The other one I loved is the one Oprah said, “I can’t go there with you.” That is so powerful. We really do have to learn how to handle things from an adult perspective and I am continually surprised at how many habits of low-self-esteem I have in place. It takes constant vigilance and I look forward to reading your column every Monday. It starts my week on a healthy and hopeful note.
It has been 3 and 1/2 years since I left my narcissistic live-in lover. We are still in the same tiny town and I have largely been able to stay No Contact and to get on with my life. What I am now dealing with is that I got involved with the harem master about 2 years after and, though I only dated him for about 6 months, the addiction to him is very strong for me. He hurts me in all the familiar ways and I am hooked by all the familiar patterns. Over the weekend I did an interesting exercise: I wrote down all the things I was thinking about him.

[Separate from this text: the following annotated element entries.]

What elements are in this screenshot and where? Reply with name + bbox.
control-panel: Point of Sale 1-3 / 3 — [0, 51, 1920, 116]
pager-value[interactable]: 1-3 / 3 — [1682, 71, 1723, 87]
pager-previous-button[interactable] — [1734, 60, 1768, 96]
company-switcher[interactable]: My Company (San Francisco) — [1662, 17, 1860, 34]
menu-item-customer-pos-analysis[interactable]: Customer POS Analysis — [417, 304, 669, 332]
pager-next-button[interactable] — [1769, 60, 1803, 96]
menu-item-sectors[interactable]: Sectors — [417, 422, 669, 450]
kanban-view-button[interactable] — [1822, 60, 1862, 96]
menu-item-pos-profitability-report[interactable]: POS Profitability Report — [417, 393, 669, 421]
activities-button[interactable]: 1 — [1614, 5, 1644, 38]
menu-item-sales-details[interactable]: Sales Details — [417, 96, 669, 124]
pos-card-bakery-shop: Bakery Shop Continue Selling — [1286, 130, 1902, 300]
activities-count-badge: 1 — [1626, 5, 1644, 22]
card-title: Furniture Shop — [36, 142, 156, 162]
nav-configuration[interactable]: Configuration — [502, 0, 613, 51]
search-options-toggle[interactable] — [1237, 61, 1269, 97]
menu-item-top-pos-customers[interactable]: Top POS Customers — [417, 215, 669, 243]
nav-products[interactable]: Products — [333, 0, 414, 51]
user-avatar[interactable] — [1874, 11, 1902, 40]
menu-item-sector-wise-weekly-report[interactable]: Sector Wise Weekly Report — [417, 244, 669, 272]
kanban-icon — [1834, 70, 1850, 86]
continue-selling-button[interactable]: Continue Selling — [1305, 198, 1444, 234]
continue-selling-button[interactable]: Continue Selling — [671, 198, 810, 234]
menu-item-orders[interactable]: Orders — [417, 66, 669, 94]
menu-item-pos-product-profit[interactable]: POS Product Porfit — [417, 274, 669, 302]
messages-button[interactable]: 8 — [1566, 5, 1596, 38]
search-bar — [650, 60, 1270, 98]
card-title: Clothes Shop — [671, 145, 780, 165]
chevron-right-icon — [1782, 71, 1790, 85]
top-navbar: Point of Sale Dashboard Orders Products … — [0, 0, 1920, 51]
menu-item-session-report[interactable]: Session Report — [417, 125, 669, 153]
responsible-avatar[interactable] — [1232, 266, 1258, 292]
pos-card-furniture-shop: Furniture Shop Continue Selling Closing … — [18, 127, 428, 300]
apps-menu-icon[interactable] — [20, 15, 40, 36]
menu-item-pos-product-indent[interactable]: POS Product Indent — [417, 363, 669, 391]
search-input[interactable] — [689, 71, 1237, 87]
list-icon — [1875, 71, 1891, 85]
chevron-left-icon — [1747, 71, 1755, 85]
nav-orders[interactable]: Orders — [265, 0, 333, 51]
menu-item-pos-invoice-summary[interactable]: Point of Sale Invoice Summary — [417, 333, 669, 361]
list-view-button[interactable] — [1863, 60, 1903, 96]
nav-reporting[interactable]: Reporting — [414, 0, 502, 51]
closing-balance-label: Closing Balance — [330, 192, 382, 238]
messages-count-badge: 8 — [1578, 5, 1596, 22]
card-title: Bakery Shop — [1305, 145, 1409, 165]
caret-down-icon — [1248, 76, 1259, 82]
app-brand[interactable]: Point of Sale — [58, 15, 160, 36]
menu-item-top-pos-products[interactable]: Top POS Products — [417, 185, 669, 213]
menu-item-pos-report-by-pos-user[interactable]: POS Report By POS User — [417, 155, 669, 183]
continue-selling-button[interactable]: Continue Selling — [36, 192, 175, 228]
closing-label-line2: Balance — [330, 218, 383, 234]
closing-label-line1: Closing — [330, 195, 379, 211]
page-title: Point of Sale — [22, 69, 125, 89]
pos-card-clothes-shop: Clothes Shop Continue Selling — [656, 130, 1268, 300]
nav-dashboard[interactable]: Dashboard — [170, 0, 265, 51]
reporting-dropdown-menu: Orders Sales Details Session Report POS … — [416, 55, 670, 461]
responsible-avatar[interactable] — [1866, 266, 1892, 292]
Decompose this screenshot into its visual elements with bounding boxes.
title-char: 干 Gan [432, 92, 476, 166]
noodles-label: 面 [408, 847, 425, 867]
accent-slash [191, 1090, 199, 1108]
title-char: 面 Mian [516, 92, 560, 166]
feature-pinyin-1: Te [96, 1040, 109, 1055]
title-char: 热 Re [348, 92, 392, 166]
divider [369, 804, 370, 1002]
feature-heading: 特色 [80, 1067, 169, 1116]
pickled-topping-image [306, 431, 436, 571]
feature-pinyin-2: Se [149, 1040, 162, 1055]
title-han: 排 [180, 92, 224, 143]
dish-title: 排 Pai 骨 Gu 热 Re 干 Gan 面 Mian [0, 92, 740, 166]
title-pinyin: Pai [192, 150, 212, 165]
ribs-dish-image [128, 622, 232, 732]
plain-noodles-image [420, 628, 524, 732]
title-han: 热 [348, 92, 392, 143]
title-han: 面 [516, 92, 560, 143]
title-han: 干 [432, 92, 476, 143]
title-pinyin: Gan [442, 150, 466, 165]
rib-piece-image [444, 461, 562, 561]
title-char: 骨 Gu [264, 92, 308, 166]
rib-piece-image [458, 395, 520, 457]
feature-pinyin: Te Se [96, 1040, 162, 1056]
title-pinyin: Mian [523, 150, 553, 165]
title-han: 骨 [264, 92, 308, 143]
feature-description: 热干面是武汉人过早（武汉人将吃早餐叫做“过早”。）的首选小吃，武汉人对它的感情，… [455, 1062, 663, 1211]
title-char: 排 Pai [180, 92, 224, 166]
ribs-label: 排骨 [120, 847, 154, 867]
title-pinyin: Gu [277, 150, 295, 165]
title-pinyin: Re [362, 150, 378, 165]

Because I am ashamed to be thinking about him at all I’ve tended to turn a blind eye to what my thought patterns are. Out of curiosity I wrote, “I want him to see me at the Farmer’s Market and see how cool and artistic and happy I am so that he will give up dating all the other women and choose me.” My thoughts were all a variation on this theme: I will change him and he will pick me and only me.
What I realized is that I am still seeking the unavailable man so I have to work to get him to love me. It is my unavailable narcissistic dad. Still. I am still doing it. It just doing “hook” me unless I have to work for it. If he already likes me there is no “thrill.” I don’t get the highs. I don’t get the lows. So, thanks for the tools, Savannah. It is one day at a time.
This is such a timely post. I had my covert narc ex bf try to Hoover me a few days ago after 6 months of silence.
I received a message from him out of the blue and was disgusted at first. Then pleased. Then angry and then annoyed.
Our relationship ended last August upon revelation of his cheating all the while he declared his undying love for me….it was a very difficult time. And then he started dating a woman (diff than the affair partner) and had been with her all this time.
I had done a lot of emotional healing during the past 6 months but in all my reading and warnings of family and friends, everyone predicted he would return to Hoover if his new relationship ended. And THAT is exactly why he was back.
I chose to respond out of curiosity and quickly realized he still doesn’t own any of his part in the demise of our relationship and is still the abusive prick he always was. But I called him out on his bullshit and boy! Did it ever feel good.
He never gave me closure and this felt like closure to me. I don’t want to sink to his level but to not be sucked back in to his drama and to call him out on his attempt to Hoover me shut him down quickly and I knew that I nailed it.
I can wall away from it now with peace knowing it wasn’t me. It was never me.